WASHINGTON — Atty. Gen. Alberto R. Gonzales, seeking to clear the air surrounding the firings last year of eight U.S. attorneys, is expected to face tough new questions today on Capitol Hill about the Justice Department's replacement of top prosecutors in two other battleground states.
Among other topics, members of the House Judiciary Committee are expected to ask Gonzales about turmoil in the U.S. attorney's office in Minnesota, where a young lawyer, Rachel Paulose, has generated controversy since she was named in 2006 to replace a department veteran, Tom Heffelfinger, who had served under both President Bush and his father.
Lawmakers also want to know whether another former U.S. attorney, Todd Graves of Kansas City, Mo., was forced out last year for not endorsing a voter-fraud lawsuit against Missouri in November 2005. That suit was launched by his successor, a conservative voting-rights advocate from Justice Department headquarters. It was dismissed by a court as baseless.
Heffelfinger, who resigned in February 2006, has said he did so voluntarily and was not aware of any pressure to leave. But congressional staffers confirm that his name appeared at one point on the list of U.S. attorneys to be removed.

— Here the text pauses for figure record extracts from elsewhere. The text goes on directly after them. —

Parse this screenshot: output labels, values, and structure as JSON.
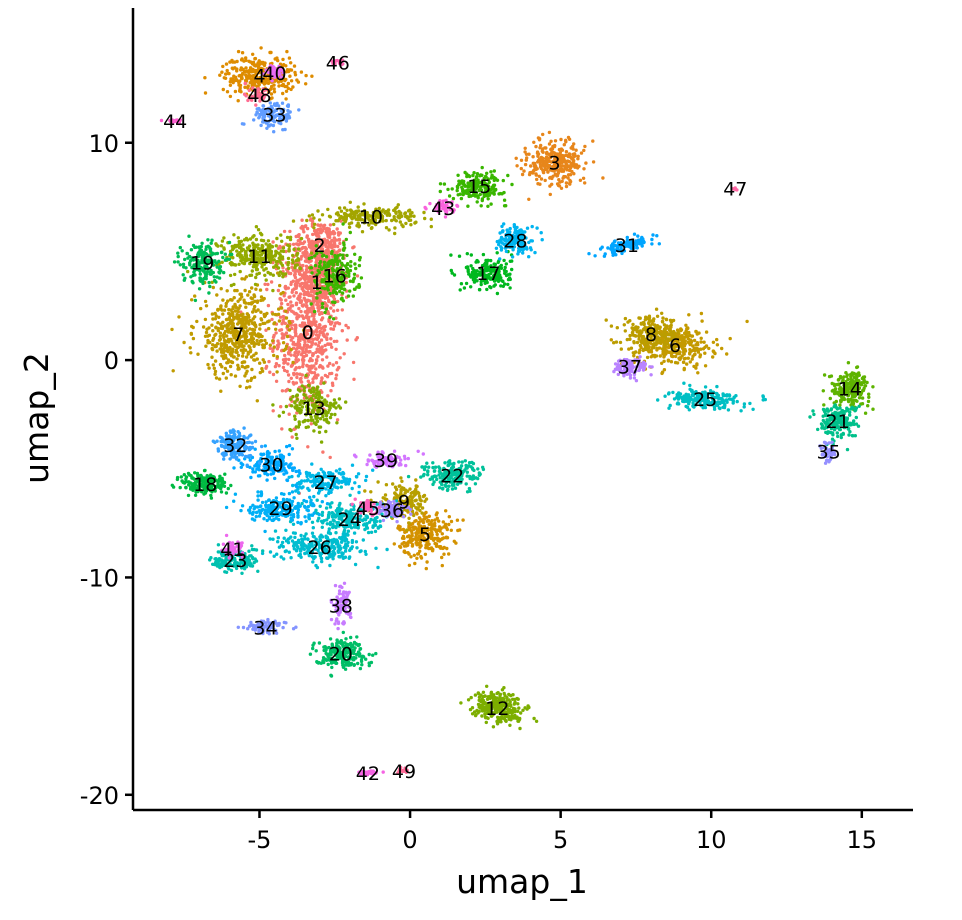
{
  "chart_data": {
    "type": "scatter",
    "title": "",
    "xlabel": "umap_1",
    "ylabel": "umap_2",
    "xlim": [
      -9.2,
      16.7
    ],
    "ylim": [
      -20.7,
      16.2
    ],
    "xticks": [
      -5,
      0,
      5,
      10,
      15
    ],
    "yticks": [
      -20,
      -10,
      0,
      10
    ],
    "xtick_labels": [
      "-5",
      "0",
      "5",
      "10",
      "15"
    ],
    "ytick_labels": [
      "-20",
      "-10",
      "0",
      "10"
    ],
    "grid": false,
    "legend": "none",
    "clusters": [
      {
        "label": "0",
        "x": -3.4,
        "y": 1.3,
        "sx": 1.0,
        "sy": 3.5,
        "rot": 0,
        "n": 700,
        "color": "#F8766D"
      },
      {
        "label": "1",
        "x": -3.1,
        "y": 3.6,
        "sx": 0.8,
        "sy": 1.2,
        "rot": 0,
        "n": 250,
        "color": "#F8766D"
      },
      {
        "label": "2",
        "x": -3.0,
        "y": 5.3,
        "sx": 0.9,
        "sy": 1.0,
        "rot": 0,
        "n": 250,
        "color": "#F8766D"
      },
      {
        "label": "3",
        "x": 4.8,
        "y": 9.1,
        "sx": 0.9,
        "sy": 0.9,
        "rot": 30,
        "n": 300,
        "color": "#E7861B"
      },
      {
        "label": "4",
        "x": -5.0,
        "y": 13.1,
        "sx": 1.1,
        "sy": 0.8,
        "rot": 0,
        "n": 300,
        "color": "#DE8C00"
      },
      {
        "label": "5",
        "x": 0.5,
        "y": -8.0,
        "sx": 0.8,
        "sy": 1.0,
        "rot": 0,
        "n": 250,
        "color": "#D39200"
      },
      {
        "label": "6",
        "x": 8.8,
        "y": 0.7,
        "sx": 1.2,
        "sy": 0.9,
        "rot": 0,
        "n": 300,
        "color": "#C49A00"
      },
      {
        "label": "7",
        "x": -5.7,
        "y": 1.2,
        "sx": 1.3,
        "sy": 1.8,
        "rot": 0,
        "n": 500,
        "color": "#C09B00"
      },
      {
        "label": "8",
        "x": 8.0,
        "y": 1.2,
        "sx": 0.9,
        "sy": 0.7,
        "rot": 0,
        "n": 200,
        "color": "#BB9D00"
      },
      {
        "label": "9",
        "x": -0.2,
        "y": -6.5,
        "sx": 0.8,
        "sy": 0.7,
        "rot": 0,
        "n": 150,
        "color": "#B79F00"
      },
      {
        "label": "10",
        "x": -1.3,
        "y": 6.6,
        "sx": 1.4,
        "sy": 0.4,
        "rot": 0,
        "n": 200,
        "color": "#A3A500"
      },
      {
        "label": "11",
        "x": -5.0,
        "y": 4.8,
        "sx": 1.2,
        "sy": 0.9,
        "rot": 0,
        "n": 300,
        "color": "#93AA00"
      },
      {
        "label": "12",
        "x": 2.9,
        "y": -16.0,
        "sx": 0.8,
        "sy": 0.6,
        "rot": -30,
        "n": 250,
        "color": "#7CAE00"
      },
      {
        "label": "13",
        "x": -3.2,
        "y": -2.2,
        "sx": 0.8,
        "sy": 1.0,
        "rot": 0,
        "n": 180,
        "color": "#82AB00"
      },
      {
        "label": "14",
        "x": 14.6,
        "y": -1.3,
        "sx": 0.6,
        "sy": 0.7,
        "rot": 0,
        "n": 200,
        "color": "#5EB300"
      },
      {
        "label": "15",
        "x": 2.3,
        "y": 8.0,
        "sx": 0.8,
        "sy": 0.6,
        "rot": 0,
        "n": 180,
        "color": "#39B600"
      },
      {
        "label": "16",
        "x": -2.5,
        "y": 3.9,
        "sx": 0.7,
        "sy": 1.3,
        "rot": 0,
        "n": 200,
        "color": "#3EB600"
      },
      {
        "label": "17",
        "x": 2.6,
        "y": 4.0,
        "sx": 0.7,
        "sy": 0.7,
        "rot": 0,
        "n": 180,
        "color": "#00B81F"
      },
      {
        "label": "18",
        "x": -6.8,
        "y": -5.7,
        "sx": 0.7,
        "sy": 0.5,
        "rot": 0,
        "n": 180,
        "color": "#00BA42"
      },
      {
        "label": "19",
        "x": -6.9,
        "y": 4.5,
        "sx": 0.6,
        "sy": 0.9,
        "rot": 0,
        "n": 180,
        "color": "#00BC56"
      },
      {
        "label": "20",
        "x": -2.3,
        "y": -13.5,
        "sx": 0.8,
        "sy": 0.6,
        "rot": 0,
        "n": 200,
        "color": "#00BE67"
      },
      {
        "label": "21",
        "x": 14.2,
        "y": -2.8,
        "sx": 0.6,
        "sy": 0.7,
        "rot": 0,
        "n": 180,
        "color": "#00C08B"
      },
      {
        "label": "22",
        "x": 1.4,
        "y": -5.3,
        "sx": 0.9,
        "sy": 0.6,
        "rot": 0,
        "n": 180,
        "color": "#00C19A"
      },
      {
        "label": "23",
        "x": -5.8,
        "y": -9.2,
        "sx": 0.7,
        "sy": 0.5,
        "rot": 0,
        "n": 150,
        "color": "#00C0AF"
      },
      {
        "label": "24",
        "x": -2.0,
        "y": -7.3,
        "sx": 1.2,
        "sy": 0.7,
        "rot": 0,
        "n": 200,
        "color": "#00BFC4"
      },
      {
        "label": "25",
        "x": 9.8,
        "y": -1.8,
        "sx": 1.1,
        "sy": 0.4,
        "rot": 0,
        "n": 200,
        "color": "#00BFC4"
      },
      {
        "label": "26",
        "x": -3.0,
        "y": -8.6,
        "sx": 1.3,
        "sy": 0.6,
        "rot": 0,
        "n": 250,
        "color": "#00BDD0"
      },
      {
        "label": "27",
        "x": -2.8,
        "y": -5.6,
        "sx": 1.0,
        "sy": 0.5,
        "rot": 0,
        "n": 150,
        "color": "#00B8E7"
      },
      {
        "label": "28",
        "x": 3.5,
        "y": 5.5,
        "sx": 0.5,
        "sy": 0.6,
        "rot": 0,
        "n": 150,
        "color": "#00B4F0"
      },
      {
        "label": "29",
        "x": -4.3,
        "y": -6.8,
        "sx": 1.0,
        "sy": 0.6,
        "rot": 0,
        "n": 200,
        "color": "#00B0F6"
      },
      {
        "label": "30",
        "x": -4.6,
        "y": -4.8,
        "sx": 0.8,
        "sy": 0.6,
        "rot": 0,
        "n": 150,
        "color": "#00A9FF"
      },
      {
        "label": "31",
        "x": 7.2,
        "y": 5.3,
        "sx": 0.9,
        "sy": 0.25,
        "rot": 20,
        "n": 120,
        "color": "#00A5FF"
      },
      {
        "label": "32",
        "x": -5.8,
        "y": -3.9,
        "sx": 0.6,
        "sy": 0.6,
        "rot": 0,
        "n": 150,
        "color": "#35A2FF"
      },
      {
        "label": "33",
        "x": -4.5,
        "y": 11.3,
        "sx": 0.6,
        "sy": 0.5,
        "rot": 0,
        "n": 120,
        "color": "#619CFF"
      },
      {
        "label": "34",
        "x": -4.8,
        "y": -12.3,
        "sx": 0.6,
        "sy": 0.3,
        "rot": 0,
        "n": 80,
        "color": "#8494FF"
      },
      {
        "label": "35",
        "x": 13.9,
        "y": -4.2,
        "sx": 0.2,
        "sy": 0.4,
        "rot": 0,
        "n": 50,
        "color": "#9590FF"
      },
      {
        "label": "36",
        "x": -0.6,
        "y": -6.9,
        "sx": 0.5,
        "sy": 0.4,
        "rot": 0,
        "n": 80,
        "color": "#A58AFF"
      },
      {
        "label": "37",
        "x": 7.3,
        "y": -0.3,
        "sx": 0.5,
        "sy": 0.4,
        "rot": 0,
        "n": 100,
        "color": "#B983FF"
      },
      {
        "label": "38",
        "x": -2.3,
        "y": -11.3,
        "sx": 0.3,
        "sy": 0.8,
        "rot": 0,
        "n": 80,
        "color": "#C77CFF"
      },
      {
        "label": "39",
        "x": -0.8,
        "y": -4.6,
        "sx": 0.7,
        "sy": 0.3,
        "rot": 0,
        "n": 80,
        "color": "#D376FF"
      },
      {
        "label": "40",
        "x": -4.5,
        "y": 13.2,
        "sx": 0.3,
        "sy": 0.3,
        "rot": 0,
        "n": 40,
        "color": "#E76BF3"
      },
      {
        "label": "41",
        "x": -5.9,
        "y": -8.7,
        "sx": 0.3,
        "sy": 0.3,
        "rot": 0,
        "n": 50,
        "color": "#ED68ED"
      },
      {
        "label": "42",
        "x": -1.4,
        "y": -19.0,
        "sx": 0.3,
        "sy": 0.1,
        "rot": 0,
        "n": 30,
        "color": "#F564E3"
      },
      {
        "label": "43",
        "x": 1.1,
        "y": 7.0,
        "sx": 0.4,
        "sy": 0.3,
        "rot": 0,
        "n": 50,
        "color": "#F962DD"
      },
      {
        "label": "44",
        "x": -7.8,
        "y": 11.0,
        "sx": 0.3,
        "sy": 0.1,
        "rot": 0,
        "n": 20,
        "color": "#FD61D1"
      },
      {
        "label": "45",
        "x": -1.4,
        "y": -6.8,
        "sx": 0.3,
        "sy": 0.3,
        "rot": 0,
        "n": 40,
        "color": "#FF62BC"
      },
      {
        "label": "46",
        "x": -2.4,
        "y": 13.7,
        "sx": 0.25,
        "sy": 0.1,
        "rot": 0,
        "n": 20,
        "color": "#FF64B0"
      },
      {
        "label": "47",
        "x": 10.8,
        "y": 7.9,
        "sx": 0.1,
        "sy": 0.1,
        "rot": 0,
        "n": 5,
        "color": "#FF67A4"
      },
      {
        "label": "48",
        "x": -5.0,
        "y": 12.2,
        "sx": 0.4,
        "sy": 0.3,
        "rot": 0,
        "n": 40,
        "color": "#FF6C91"
      },
      {
        "label": "49",
        "x": -0.2,
        "y": -18.9,
        "sx": 0.2,
        "sy": 0.1,
        "rot": 0,
        "n": 20,
        "color": "#FF6A98"
      }
    ]
  }
}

Graves departed the following month, and has declined to discuss the circumstances of his departure. "What is going on now in D.C. is a three-ring circus, and I don't want anything to do with it," Graves said in a statement.
Neither man was among the eight U.S. attorneys whose dismissals last year have sparked allegations of political meddling by the White House and Justice Department in corruption investigations and voter fraud cases.
But both worked in states that had close Senate elections in November. Some Democrats have suggested that the Bush administration tried to manipulate Justice Department prosecutions to help tilt close races toward Republicans.
And both were apparently facing pressures from Washington late in their tenures. Justice Department e-mails released to congressional investigators in recent weeks indicate that other U.S. attorneys, who were not identified, would have been recommended for dismissal -- if they had not resigned first.
Justice Department officials had unspecified "concerns" about Heffelfinger, according to a lawyer familiar with testimony given to congressional investigators who declined to be identified because the testimony is sealed.